Je suis entrée à l'Église de scientologie de Québec et voici ce qui est arrivé
Élodie Déry
vendredi 11 octobre 2019 06:22
Mardi AM, ciel gris, j’ai le cœur qui débat à l’idée d’entrer derrière les portes de l’énorme local de l’Église de scientologie de Québec. Que vais-je inventer lorsqu’on me demandera ce que je fais là? Trop tard, je trouverai une réponse en temps et lieu. Je dois entrer, il se met à pleuvoir.
Un homme au début de la quarantaine se présente d’un ton très amical. C’est Vince. Il est entièrement vêtu de noir, inspire la confiance.
«Qu’est-ce que je fais ici? Je ne sais pas vraiment… je suis curieuse, simplement! Je passe devant vos locaux depuis des années et j’ai envie de savoir ce qui s’y passe.»
Voilà, c’était pas compliqué!
Il me guide vers de grands murs tapissés de téléviseurs et d’affiches explicatives.

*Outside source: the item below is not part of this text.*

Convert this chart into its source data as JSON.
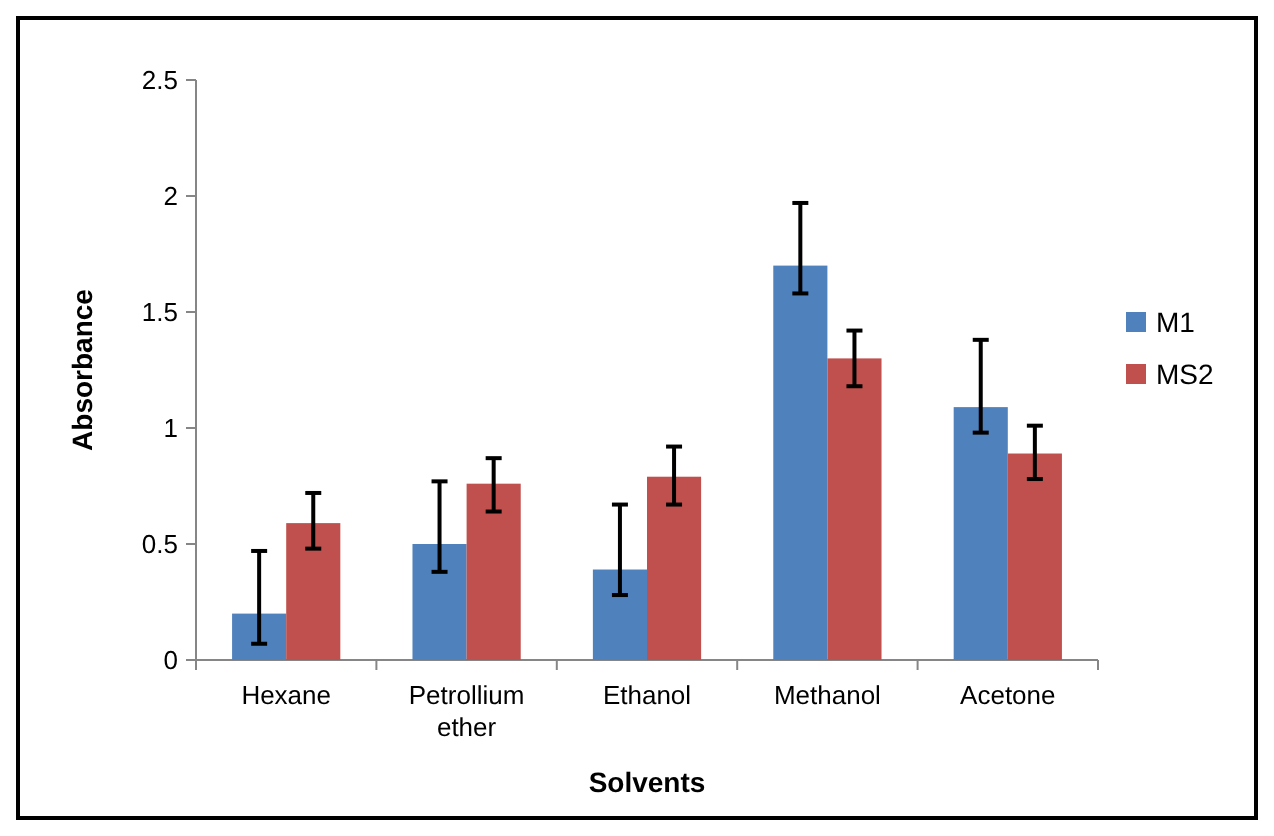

Partout, à des centaines d’exemplaires, est en évidence le livre La Dianétique, la puissance de la pensée sur le corps de L. Ron Hubbard. «Lui, ce n’est pas un dieu», m’explique Vince, en précisant que la scientologie n’est pas un dogme. Il est le fondateur de la scientologie, une philosophie de vie.

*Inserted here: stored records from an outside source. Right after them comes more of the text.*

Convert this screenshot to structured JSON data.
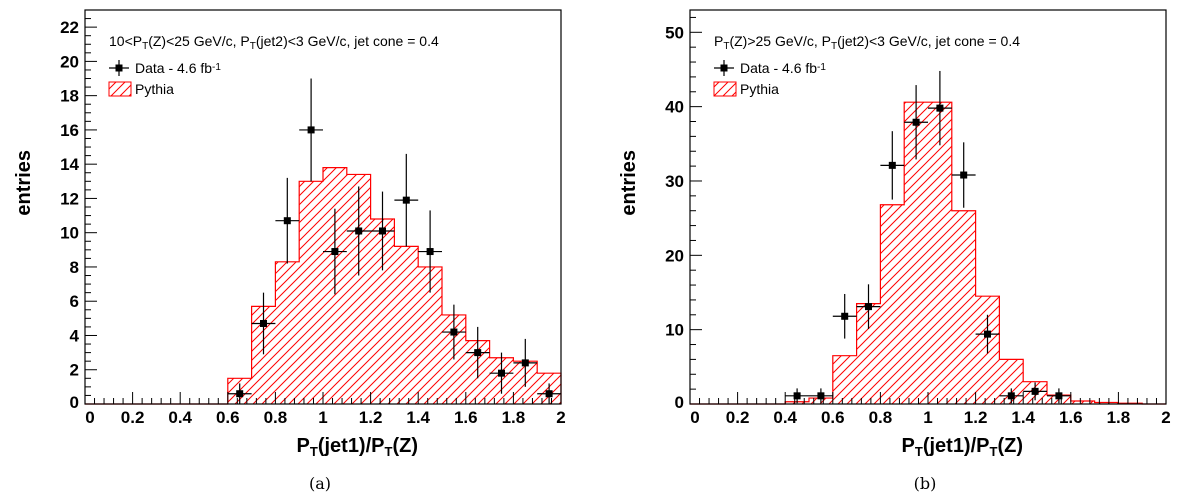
{
  "chart_data": [
    {
      "type": "histogram",
      "caption": "(a)",
      "annotation": {
        "main": "10<P",
        "sub_a": "T",
        "mid": "(Z)<25 GeV/c, P",
        "sub_b": "T",
        "tail": "(jet2)<3 GeV/c, jet cone = 0.4"
      },
      "xlabel": {
        "main": "P",
        "sub_a": "T",
        "mid": "(jet1)/P",
        "sub_b": "T",
        "tail": "(Z)"
      },
      "ylabel": "entries",
      "xlim": [
        0,
        2
      ],
      "ylim": [
        0,
        23
      ],
      "x_ticks": [
        "0",
        "0.2",
        "0.4",
        "0.6",
        "0.8",
        "1",
        "1.2",
        "1.4",
        "1.6",
        "1.8",
        "2"
      ],
      "y_ticks": [
        "0",
        "2",
        "4",
        "6",
        "8",
        "10",
        "12",
        "14",
        "16",
        "18",
        "20",
        "22"
      ],
      "legend": {
        "position": "top-left",
        "data_main": "Data - 4.6 fb",
        "data_sup": "-1",
        "mc": "Pythia"
      },
      "bin_edges": [
        0,
        0.1,
        0.2,
        0.3,
        0.4,
        0.5,
        0.6,
        0.7,
        0.8,
        0.9,
        1.0,
        1.1,
        1.2,
        1.3,
        1.4,
        1.5,
        1.6,
        1.7,
        1.8,
        1.9,
        2.0
      ],
      "pythia": [
        0,
        0,
        0,
        0,
        0,
        0,
        1.5,
        5.7,
        8.3,
        13.0,
        13.8,
        13.4,
        10.8,
        9.2,
        8.0,
        5.2,
        3.7,
        2.7,
        2.5,
        1.8
      ],
      "data": [
        {
          "x": 0.65,
          "y": 0.6,
          "err": 0.6
        },
        {
          "x": 0.75,
          "y": 4.7,
          "err": 1.8
        },
        {
          "x": 0.85,
          "y": 10.7,
          "err": 2.5
        },
        {
          "x": 0.95,
          "y": 16.0,
          "err": 3.0
        },
        {
          "x": 1.05,
          "y": 8.9,
          "err": 2.5
        },
        {
          "x": 1.15,
          "y": 10.1,
          "err": 2.6
        },
        {
          "x": 1.25,
          "y": 10.1,
          "err": 2.3
        },
        {
          "x": 1.35,
          "y": 11.9,
          "err": 2.7
        },
        {
          "x": 1.45,
          "y": 8.9,
          "err": 2.4
        },
        {
          "x": 1.55,
          "y": 4.2,
          "err": 1.6
        },
        {
          "x": 1.65,
          "y": 3.0,
          "err": 1.5
        },
        {
          "x": 1.75,
          "y": 1.8,
          "err": 1.2
        },
        {
          "x": 1.85,
          "y": 2.4,
          "err": 1.4
        },
        {
          "x": 1.95,
          "y": 0.6,
          "err": 0.6
        }
      ]
    },
    {
      "type": "histogram",
      "caption": "(b)",
      "annotation": {
        "main": "P",
        "sub_a": "T",
        "mid": "(Z)>25 GeV/c, P",
        "sub_b": "T",
        "tail": "(jet2)<3 GeV/c, jet cone = 0.4"
      },
      "xlabel": {
        "main": "P",
        "sub_a": "T",
        "mid": "(jet1)/P",
        "sub_b": "T",
        "tail": "(Z)"
      },
      "ylabel": "entries",
      "xlim": [
        0,
        2
      ],
      "ylim": [
        0,
        53
      ],
      "x_ticks": [
        "0",
        "0.2",
        "0.4",
        "0.6",
        "0.8",
        "1",
        "1.2",
        "1.4",
        "1.6",
        "1.8",
        "2"
      ],
      "y_ticks": [
        "0",
        "10",
        "20",
        "30",
        "40",
        "50"
      ],
      "legend": {
        "position": "top-left",
        "data_main": "Data - 4.6 fb",
        "data_sup": "-1",
        "mc": "Pythia"
      },
      "bin_edges": [
        0,
        0.1,
        0.2,
        0.3,
        0.4,
        0.5,
        0.6,
        0.7,
        0.8,
        0.9,
        1.0,
        1.1,
        1.2,
        1.3,
        1.4,
        1.5,
        1.6,
        1.7,
        1.8,
        1.9,
        2.0
      ],
      "pythia": [
        0,
        0,
        0,
        0,
        0.3,
        0.8,
        6.5,
        13.5,
        26.8,
        40.6,
        40.6,
        26.0,
        14.5,
        6.0,
        3.0,
        1.2,
        0.4,
        0.2,
        0.1,
        0
      ],
      "data": [
        {
          "x": 0.45,
          "y": 1.1,
          "err": 1.0
        },
        {
          "x": 0.55,
          "y": 1.1,
          "err": 1.0
        },
        {
          "x": 0.65,
          "y": 11.8,
          "err": 3.0
        },
        {
          "x": 0.75,
          "y": 13.1,
          "err": 3.0
        },
        {
          "x": 0.85,
          "y": 32.1,
          "err": 4.6
        },
        {
          "x": 0.95,
          "y": 37.9,
          "err": 5.0
        },
        {
          "x": 1.05,
          "y": 39.8,
          "err": 5.0
        },
        {
          "x": 1.15,
          "y": 30.8,
          "err": 4.4
        },
        {
          "x": 1.25,
          "y": 9.4,
          "err": 2.6
        },
        {
          "x": 1.35,
          "y": 1.1,
          "err": 1.0
        },
        {
          "x": 1.45,
          "y": 1.7,
          "err": 1.2
        },
        {
          "x": 1.55,
          "y": 1.1,
          "err": 1.0
        }
      ]
    }
  ]
}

Je me retrouve assise devant un écran de télé pour qu’on m’explique dans une vidéo théâtrale qui me fait penser aux publicités as seen on TV ce qu’est la Dianétique. Selon L. Ron Hubbard, notre mental serait divisé en deux parties. D’abord, il y aurait le «mental analytique», qui est conscient à tout moment, et le «mental réactif». Se cacheraient dans ce dernier tous mauvais souvenirs, toutes douleurs, tous ces sentiments nocifs dont on ne se souvient plus. Pour trouver le bonheur et s’émanciper pleinement, il s’agirait d’aller chercher ce qui se cache dans notre mental réactif et de le faire remonter dans notre conscient.
… Euh vraiment? Le bonheur, c’est aussi simple que ça? Je suis là, assise et pas convaincue du tout.

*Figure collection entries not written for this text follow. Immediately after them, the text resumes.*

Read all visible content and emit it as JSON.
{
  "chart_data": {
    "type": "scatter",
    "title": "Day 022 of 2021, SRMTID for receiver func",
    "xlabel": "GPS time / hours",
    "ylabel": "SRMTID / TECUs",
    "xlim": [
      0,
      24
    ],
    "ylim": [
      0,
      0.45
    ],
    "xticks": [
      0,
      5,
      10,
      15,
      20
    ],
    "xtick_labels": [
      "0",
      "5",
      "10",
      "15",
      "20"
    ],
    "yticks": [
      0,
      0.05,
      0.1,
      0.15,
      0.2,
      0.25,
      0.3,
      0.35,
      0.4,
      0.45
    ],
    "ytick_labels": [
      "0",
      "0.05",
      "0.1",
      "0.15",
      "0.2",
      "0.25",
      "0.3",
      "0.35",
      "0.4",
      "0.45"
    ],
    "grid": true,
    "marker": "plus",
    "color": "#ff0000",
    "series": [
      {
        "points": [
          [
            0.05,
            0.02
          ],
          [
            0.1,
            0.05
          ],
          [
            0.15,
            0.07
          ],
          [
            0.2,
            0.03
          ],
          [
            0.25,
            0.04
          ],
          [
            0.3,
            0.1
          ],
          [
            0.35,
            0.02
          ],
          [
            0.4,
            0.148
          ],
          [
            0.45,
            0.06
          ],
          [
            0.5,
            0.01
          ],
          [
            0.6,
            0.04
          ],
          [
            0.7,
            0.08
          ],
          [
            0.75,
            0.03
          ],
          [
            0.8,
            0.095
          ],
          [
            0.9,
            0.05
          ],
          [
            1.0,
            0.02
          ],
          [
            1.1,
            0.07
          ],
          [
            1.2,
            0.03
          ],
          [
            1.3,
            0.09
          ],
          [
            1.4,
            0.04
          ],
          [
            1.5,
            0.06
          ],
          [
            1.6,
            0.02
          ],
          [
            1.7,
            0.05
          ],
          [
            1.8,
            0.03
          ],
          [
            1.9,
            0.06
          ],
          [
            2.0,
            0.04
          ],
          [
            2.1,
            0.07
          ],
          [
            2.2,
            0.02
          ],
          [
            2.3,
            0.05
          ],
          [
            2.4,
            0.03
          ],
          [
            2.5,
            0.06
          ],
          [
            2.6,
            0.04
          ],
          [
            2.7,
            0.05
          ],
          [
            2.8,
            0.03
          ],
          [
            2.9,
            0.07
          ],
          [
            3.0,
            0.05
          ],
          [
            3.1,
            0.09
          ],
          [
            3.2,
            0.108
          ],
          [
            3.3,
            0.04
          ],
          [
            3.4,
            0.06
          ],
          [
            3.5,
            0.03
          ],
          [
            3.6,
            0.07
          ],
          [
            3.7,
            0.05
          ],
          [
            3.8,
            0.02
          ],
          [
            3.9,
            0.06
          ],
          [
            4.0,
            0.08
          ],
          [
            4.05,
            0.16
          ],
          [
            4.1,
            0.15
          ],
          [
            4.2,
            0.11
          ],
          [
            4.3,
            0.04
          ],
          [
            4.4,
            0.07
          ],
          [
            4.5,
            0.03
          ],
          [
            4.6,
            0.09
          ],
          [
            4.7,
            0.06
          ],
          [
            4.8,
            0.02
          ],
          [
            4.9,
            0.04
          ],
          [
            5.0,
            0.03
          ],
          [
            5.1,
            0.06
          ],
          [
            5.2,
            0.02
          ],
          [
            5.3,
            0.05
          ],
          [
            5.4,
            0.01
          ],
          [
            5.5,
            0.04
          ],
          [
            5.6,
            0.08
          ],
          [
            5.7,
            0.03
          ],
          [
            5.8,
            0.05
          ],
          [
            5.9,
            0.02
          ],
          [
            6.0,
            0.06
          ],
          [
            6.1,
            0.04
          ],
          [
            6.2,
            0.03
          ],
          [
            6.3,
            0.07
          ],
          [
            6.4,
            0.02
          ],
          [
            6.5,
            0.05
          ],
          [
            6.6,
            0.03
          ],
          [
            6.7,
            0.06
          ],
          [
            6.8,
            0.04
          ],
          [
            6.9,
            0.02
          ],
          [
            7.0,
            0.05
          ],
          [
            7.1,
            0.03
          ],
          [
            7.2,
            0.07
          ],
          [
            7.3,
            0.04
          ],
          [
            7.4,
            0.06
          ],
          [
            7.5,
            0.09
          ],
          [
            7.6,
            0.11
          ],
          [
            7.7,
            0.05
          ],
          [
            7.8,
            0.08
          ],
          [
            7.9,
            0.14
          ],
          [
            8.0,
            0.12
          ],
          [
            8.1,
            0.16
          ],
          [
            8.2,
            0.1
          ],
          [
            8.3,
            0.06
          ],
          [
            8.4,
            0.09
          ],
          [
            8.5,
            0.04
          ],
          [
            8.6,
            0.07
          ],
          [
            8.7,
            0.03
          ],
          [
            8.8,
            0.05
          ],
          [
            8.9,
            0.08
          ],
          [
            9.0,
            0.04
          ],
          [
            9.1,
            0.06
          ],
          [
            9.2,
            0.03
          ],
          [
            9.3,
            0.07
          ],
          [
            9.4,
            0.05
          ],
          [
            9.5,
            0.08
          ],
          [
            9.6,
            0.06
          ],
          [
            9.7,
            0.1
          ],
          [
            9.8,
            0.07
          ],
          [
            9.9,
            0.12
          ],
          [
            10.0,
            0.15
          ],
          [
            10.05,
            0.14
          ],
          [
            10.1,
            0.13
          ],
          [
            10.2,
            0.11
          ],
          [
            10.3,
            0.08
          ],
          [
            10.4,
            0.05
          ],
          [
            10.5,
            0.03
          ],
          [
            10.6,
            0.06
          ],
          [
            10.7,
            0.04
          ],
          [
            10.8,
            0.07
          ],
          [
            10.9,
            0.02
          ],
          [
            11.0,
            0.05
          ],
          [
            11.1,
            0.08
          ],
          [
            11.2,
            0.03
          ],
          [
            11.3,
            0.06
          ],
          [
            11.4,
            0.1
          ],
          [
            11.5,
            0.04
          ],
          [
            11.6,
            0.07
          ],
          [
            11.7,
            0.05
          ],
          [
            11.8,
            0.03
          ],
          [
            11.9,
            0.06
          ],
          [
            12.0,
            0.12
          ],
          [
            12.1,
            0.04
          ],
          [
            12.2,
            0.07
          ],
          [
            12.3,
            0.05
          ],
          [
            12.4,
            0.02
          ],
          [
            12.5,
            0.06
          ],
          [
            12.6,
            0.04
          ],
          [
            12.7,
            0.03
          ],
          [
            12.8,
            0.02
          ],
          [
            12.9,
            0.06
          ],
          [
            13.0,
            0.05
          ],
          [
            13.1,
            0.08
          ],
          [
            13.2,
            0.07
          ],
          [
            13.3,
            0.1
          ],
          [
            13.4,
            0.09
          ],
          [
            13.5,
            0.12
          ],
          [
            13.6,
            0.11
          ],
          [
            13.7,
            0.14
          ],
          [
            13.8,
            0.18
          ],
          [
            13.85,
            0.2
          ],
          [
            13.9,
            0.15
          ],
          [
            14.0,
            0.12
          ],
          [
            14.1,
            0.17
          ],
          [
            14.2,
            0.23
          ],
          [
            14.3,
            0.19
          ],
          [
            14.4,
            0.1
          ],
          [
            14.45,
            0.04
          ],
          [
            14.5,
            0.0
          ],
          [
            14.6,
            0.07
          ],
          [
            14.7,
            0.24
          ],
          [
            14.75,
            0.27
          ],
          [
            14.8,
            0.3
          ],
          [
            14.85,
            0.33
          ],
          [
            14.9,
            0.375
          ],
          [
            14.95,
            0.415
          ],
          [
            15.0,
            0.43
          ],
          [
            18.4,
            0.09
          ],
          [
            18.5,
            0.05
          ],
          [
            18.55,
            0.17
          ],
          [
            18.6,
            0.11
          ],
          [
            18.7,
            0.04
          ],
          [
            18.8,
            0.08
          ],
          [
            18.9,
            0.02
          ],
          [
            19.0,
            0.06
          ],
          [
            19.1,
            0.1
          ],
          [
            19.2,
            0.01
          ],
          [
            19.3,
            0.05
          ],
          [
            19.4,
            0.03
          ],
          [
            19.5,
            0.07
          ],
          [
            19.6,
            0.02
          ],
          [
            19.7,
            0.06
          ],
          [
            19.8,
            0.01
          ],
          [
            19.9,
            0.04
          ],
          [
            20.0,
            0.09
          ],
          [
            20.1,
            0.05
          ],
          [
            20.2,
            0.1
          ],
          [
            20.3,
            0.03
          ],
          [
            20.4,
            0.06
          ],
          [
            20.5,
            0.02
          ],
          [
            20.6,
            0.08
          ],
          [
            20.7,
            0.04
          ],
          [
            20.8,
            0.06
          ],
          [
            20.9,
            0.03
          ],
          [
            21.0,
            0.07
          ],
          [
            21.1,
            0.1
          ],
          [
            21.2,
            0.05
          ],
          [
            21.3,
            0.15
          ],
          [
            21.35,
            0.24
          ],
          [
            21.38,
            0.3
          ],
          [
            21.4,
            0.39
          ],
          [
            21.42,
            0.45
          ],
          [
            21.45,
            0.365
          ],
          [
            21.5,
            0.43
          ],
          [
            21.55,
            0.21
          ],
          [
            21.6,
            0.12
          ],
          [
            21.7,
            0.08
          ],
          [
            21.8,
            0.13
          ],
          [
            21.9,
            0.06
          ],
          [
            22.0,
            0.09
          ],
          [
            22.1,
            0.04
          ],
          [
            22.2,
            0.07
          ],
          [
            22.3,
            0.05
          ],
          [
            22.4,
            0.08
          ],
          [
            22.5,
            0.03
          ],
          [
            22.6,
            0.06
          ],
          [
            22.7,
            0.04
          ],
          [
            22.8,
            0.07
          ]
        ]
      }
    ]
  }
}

Et ça, c’est ce que j’ai compris en quelques lignes. Mais le livre de 38$ qui m’a été vendu assez rapidement contient plus de 500 pages.
«Le libéré de Dianétique est comparable ou supérieur à un niveau normal courant. Il existe la même différence entre le Clair du Dianétique et un individu dans la norme qu’entre un individu d’un niveau normal et courant et quelqu’un atteint de démence.»
La Dianétique, la puissance de la pensée sur le corps, L. Ron Hubbard, Résumé, page viii
Ce passage confirme ce que je ressens à plusieurs reprises dans mes conversations avec Vince : ils se sentent supérieurs. Et ça, je l’avoue, ça me refroidit.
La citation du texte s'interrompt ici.